Au-delà des plateformes numériques Fnac et Amazon, la maison compte parmi ses meilleurs clients des librairies généralistes sans visée militante particulière : Mollat, éminence bordelaise ; Terra Nova et Ombres Blanches à Toulouse ; Filigranes et Tropismes en Belgique ; Le Merle Moqueur à Paris. « En fin de compte, la liste est équilibrée, juge Laura Navarro, chargée de communication pour Cambourakis. Sur les dix premiers commerces qui nous distribuent, cinq sont généralistes et cultivent un engagement fort. Les cinq autres proposent des bouquins féministes entre autres choses.
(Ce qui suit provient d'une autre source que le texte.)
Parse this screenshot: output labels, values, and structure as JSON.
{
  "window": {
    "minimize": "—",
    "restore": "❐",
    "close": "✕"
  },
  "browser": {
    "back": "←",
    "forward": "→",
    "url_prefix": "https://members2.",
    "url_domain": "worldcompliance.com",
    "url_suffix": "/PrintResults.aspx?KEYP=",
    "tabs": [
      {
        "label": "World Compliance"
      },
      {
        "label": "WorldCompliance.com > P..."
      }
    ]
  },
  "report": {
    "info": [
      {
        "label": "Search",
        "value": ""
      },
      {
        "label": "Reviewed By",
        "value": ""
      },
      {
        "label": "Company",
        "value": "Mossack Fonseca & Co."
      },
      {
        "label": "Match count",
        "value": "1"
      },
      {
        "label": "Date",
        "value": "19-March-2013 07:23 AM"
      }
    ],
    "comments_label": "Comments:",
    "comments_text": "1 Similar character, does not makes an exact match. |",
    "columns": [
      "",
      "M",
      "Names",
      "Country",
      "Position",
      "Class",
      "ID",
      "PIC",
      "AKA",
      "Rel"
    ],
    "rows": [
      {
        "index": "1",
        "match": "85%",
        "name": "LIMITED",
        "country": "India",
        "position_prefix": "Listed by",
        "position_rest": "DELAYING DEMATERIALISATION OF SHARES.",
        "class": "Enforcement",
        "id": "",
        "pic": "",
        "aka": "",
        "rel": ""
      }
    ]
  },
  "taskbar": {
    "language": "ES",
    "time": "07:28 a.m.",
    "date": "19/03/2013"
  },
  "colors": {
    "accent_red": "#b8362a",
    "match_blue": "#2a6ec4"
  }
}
Il y a aussi de bons libraires au sein de ce deuxième groupe, qui défendent bien notre catalogue de sciences humaines. »

Un bouquin à 20 euros, c’est déjà un budget pour une partie des lecteurs.

Juliette Delain, co-gérante de la librairie Majo

Didier Grevel, délégué général de l’Association développement de la librairie de création (Adelc), qui délivre des subventions occasionnelles, sévit : « Ces nouvelles librairies militantes parient sur des clivages. C’est se priver de public et se compliquer la tâche. » Contrairement au marché de la bande dessinée, porté par « des acheteurs compulsifs, des collectionneurs et des ados de 20 à 55 ans », ou à celui des livres jeunesse, les écrits féministes sont peu abondants au sein de l’offre globale. Ainsi, les Éditions des femmes, pionnières en la matière, comptent quelque sept cents titres depuis leur création, il y a cinquante ans, répartis en une dizaine de collections.

Quant au public, « il y a bien des profils hétéroclites, commente Juliette Delain, cogérante de l’enseigne parisienne Majo, mais ils sont relativement jeunes et précaires. Un bouquin à 20 euros, c’est déjà un budget pour une partie d’entre eux ». Soazic Courbet acquiesce. Sa clientèle queer est composée « d’étudiants précaires. Le contexte économique n’aide en rien : les gens sont à sec ».

Contraintes de marché

Le militantisme assumé est difficilement rentable. À quel point ? « Au point où ce n’est plus possible, regrette Marianne Vérité, l’une des deux gérantes d’Au Bonheur des Dames, à Toulouse. La différence entre nos charges et notre chiffre d’affaires nous permet tout juste de rémunérer l’une de nous. » Alors, les deux femmes triment. Elles empilent les boulots, s’épuisent à la tâche. Fatima Farradji désespère : « Nos soucis financiers ont complètement bouleversé notre projet de départ. On voulait vivre la chose à deux. On ne peut plus tenir. » Elles ont finalement opté pour la mise en vente du fonds de commerce. « C’est le piège du magasin que l’on gère comme un lieu idéologique, rétorque Didier Grevel (Adelc). Ces gens imaginent des projets de vie, mais se heurtent à des contraintes de marché. »

En parallèle, à Paris, Un livre et une tasse de thé gravit doucement les paliers fixés par son appel à l’aide en ligne, et s’approche de la somme-solution convoitée. À 55 000 euros, Annabelle Chauvet et Juliette Debrix estiment pouvoir repasser commande auprès de leurs fournisseurs. Quinze mille de plus, et elles seront délestées de l’entièreté de leurs dettes. « L’avantage du crowdfunding, c’est que l’argent navigue du site vers notre trésorerie en peu de clics, avance le duo. C’est une aide immédiate. Nous tenons grâce à notre communauté. » Elles avaient déjà fait appel à leurs followers au moment de monter le projet. L’objectif des 10 000 euros avait été franchi et dépassé.

Si la pérennité des enseignes spécialisées n’est pas garantie, la littérature féministe, elle, affiche une santé de fer. Rien qu’en 2018 (dernière année de chiffres disponibles), quatre cent trente-trois maisons d’édition ont publié au moins un titre consacré aux femmes. C’était, rapporte Livres Hebdo, près de soixante-dix de plus que l’année précédente.